What's So Great About 3D?

Ransom Riggs

It's easy to see why 3D is popular from a movie studio perspective: it allows theaters to charge fifteen bucks for a flick that would normally bring in just eight or nine (in LA prices, at least). It's not as clear why audiences should love it. To me, it seems a novelty that wore off about five minutes after Avatar's credits rolled -- and to your brain, the 3D effect tends to "wear off" after about a half-hour, such that your brain doesn't "notice" the 3D in the same way -- in other words, that wow factor you get upon first donning the glasses dissipates.
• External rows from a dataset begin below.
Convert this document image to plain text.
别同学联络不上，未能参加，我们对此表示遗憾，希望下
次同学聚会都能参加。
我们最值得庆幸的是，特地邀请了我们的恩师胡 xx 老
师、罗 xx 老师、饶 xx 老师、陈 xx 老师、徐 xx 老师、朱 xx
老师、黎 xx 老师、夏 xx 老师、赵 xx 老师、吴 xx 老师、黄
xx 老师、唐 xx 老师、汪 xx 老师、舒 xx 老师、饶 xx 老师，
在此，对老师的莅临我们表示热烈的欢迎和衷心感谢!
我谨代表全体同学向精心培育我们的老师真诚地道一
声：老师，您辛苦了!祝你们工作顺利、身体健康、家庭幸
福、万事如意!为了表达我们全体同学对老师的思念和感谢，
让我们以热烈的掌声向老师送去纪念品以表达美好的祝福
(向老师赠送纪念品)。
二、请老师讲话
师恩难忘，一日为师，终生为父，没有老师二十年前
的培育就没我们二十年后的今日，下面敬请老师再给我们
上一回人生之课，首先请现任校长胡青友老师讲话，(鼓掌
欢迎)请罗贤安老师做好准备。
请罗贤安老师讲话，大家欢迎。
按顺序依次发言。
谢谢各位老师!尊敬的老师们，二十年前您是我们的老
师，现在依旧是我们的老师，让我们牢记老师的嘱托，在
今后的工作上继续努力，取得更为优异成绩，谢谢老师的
But what about traditional metrics of movie enjoyment? Does the 3D effect actually make watching movies more fun? According to a new study, it doesn't:

3D movies do not allow viewers to experience more intense emotional reactions, are no more immersive, and do not offer any advantage over their 2D counterparts in terms of enhancing the ability to recall a film's details. Carrier's study did, however, suggest that watching films in stereoscope increased threefold the risk of eyestrain, headache or trouble with vision.

It seems somehow profound, after all this talk of "audience immersion," to simply ask whether viewers were more emotionally invested in a 3D story -- after all, it's the story you remember later, not the 3D effects. And the answer seems to be pretty clear: not really.